Le Comité se déclare indépendant de tout parti politique, ce qui n’empêche d’aucune manière ses membres d’adhérer à un parti ou de prendre part à ses activités. Il se déclare également autonome des organismes gouvernementaux et de toute croyance religieuse.

Peu de temps après sa fondation, le Comité a unanimement adopté la résolution de soutenir l’Association des familles de détenus-disparus (AFDD, Chili). C’est dans ce but que nous organisons chaque année, le premier samedi du mois d’octobre, le « Dieciocho Chico », une fête traditionnelle chilienne. Cette activité politique et culturelle nous permet de collecter des fonds qui sont ensuite envoyés au Chili à l’AFDD.
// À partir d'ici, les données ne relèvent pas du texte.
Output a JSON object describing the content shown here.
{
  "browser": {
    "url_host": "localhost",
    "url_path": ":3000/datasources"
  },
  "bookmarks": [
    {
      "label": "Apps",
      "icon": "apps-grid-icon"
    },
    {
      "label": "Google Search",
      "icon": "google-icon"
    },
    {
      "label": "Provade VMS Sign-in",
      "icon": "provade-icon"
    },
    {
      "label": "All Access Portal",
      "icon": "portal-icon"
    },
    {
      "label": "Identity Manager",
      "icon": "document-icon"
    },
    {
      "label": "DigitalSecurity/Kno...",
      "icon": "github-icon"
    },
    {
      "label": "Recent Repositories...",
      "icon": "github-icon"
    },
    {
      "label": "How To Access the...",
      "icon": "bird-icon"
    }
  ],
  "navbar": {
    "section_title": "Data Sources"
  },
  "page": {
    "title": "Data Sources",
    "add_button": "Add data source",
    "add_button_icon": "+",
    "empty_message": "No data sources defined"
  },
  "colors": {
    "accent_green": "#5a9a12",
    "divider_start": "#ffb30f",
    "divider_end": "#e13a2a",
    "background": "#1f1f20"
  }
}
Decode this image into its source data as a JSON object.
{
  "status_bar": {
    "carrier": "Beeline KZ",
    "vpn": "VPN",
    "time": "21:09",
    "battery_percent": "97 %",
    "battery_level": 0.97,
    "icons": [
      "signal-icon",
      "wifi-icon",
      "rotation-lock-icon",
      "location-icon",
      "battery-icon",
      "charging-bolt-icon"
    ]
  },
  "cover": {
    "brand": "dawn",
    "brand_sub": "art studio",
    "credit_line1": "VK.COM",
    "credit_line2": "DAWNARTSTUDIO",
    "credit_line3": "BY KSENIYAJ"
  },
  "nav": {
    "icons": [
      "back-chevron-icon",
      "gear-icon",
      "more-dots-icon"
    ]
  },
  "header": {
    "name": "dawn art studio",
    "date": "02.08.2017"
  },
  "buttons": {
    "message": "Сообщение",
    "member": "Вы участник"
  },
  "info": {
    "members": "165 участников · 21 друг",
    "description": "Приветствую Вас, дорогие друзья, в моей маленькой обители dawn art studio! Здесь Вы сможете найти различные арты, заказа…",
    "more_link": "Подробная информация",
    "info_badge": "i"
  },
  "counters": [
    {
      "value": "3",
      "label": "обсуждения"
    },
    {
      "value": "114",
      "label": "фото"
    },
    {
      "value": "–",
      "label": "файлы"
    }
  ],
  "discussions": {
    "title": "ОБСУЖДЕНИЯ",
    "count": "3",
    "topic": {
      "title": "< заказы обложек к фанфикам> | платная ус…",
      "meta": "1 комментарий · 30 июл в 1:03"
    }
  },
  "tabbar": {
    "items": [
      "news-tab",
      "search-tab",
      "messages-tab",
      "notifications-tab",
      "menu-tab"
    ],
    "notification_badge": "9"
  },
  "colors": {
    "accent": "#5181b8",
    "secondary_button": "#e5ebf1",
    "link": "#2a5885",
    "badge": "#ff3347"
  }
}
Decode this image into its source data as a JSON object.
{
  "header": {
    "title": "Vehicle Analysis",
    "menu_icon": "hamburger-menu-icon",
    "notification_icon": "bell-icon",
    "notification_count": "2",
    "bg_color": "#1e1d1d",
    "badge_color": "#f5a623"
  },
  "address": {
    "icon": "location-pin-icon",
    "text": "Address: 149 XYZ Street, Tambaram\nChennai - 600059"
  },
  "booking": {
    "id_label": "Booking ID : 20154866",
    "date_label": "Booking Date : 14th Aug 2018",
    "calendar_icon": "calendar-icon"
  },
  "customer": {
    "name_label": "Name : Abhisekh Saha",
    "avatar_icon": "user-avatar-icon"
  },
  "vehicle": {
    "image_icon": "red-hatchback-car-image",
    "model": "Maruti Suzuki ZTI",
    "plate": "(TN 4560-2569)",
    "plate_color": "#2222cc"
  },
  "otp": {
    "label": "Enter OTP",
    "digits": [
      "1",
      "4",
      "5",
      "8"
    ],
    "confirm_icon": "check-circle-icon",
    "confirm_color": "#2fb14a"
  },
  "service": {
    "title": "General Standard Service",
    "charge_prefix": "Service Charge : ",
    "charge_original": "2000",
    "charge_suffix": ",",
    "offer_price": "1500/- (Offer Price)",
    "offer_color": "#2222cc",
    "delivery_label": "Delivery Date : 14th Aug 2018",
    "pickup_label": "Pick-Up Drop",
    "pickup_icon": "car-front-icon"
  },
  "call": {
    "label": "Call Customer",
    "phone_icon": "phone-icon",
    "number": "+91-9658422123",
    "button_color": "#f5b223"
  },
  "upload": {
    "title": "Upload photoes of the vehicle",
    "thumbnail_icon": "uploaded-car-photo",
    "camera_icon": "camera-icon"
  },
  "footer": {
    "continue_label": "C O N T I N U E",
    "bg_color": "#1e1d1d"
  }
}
En tant que comité, notre première action concrète s’est déroulée le 11 septembre 1999. Nous avons planté 600 croix blanches sur le versant est du mont Royal, du côté de la rue du Parc, à la mémoire des détenu-e-s disparu-e-s. Nous souhaitions démontrer à la population de Montréal que nos proches détenu-e-s, disparu-e-s et exécuté-e-s réclamaient justice par le biais d’un NON catégorique à l’impunité.

L’année suivante, nous avons rencontré monsieur Irwin Cotler, alors doyen de la Faculté de droit de l’Université McGill, qui connaissait la situation à Londres avec le dictateur Pinochet. Il nous a invités au Parlement canadien à Ottawa afin de donner une conférence de presse et de présenter au gouvernement canadien une pétition soutenant le processus d’extradition de Pinochet.

Le Comité est membre de la Ligue des droits et libertés, section du Québec, et représente l’Association des familles de détenus-disparus (AFDD, Chili) au Canada. Nous recevons l’appui solidaire d’un grand nombre d’organismes sociaux et politiques qui nous aident lors des activités que nous réalisons. D’autre part, le Comité propose sa participation et présence à toutes les activités solidaires, sociales et politiques en lien avec les droits et les libertés fondamentales.

Chaque 11 septembre depuis dix-sept ans, le Comité organise ou participe à l’hommage solennel rendu au président Salvador Allende et à toutes les victimes de la dictature qui a lieu au Parc Jeanne-Mance, au pied de l’arbre de la mémoire.

 

Traduction par Sarah Múnera

Photo : Cimetière symbolique à la mémoire des détenu-e-s disparu-e-s dans le cadre de la commémoration des 26 ans du coup d’État au Chili, Montréal,11 septembre 1999. / Photographie du Comité chilien pour les droits humains

Armando Navarrete

Armando Navarrete, chilien d’origine, est coordonnateur du Comité chilien pour les droits humains et membre du Comité d’appui au peuple mapuche. Il travaille présentement à l’Université McGill et il est travailleur autonome dans le domaine de l’informatique et de la photographie.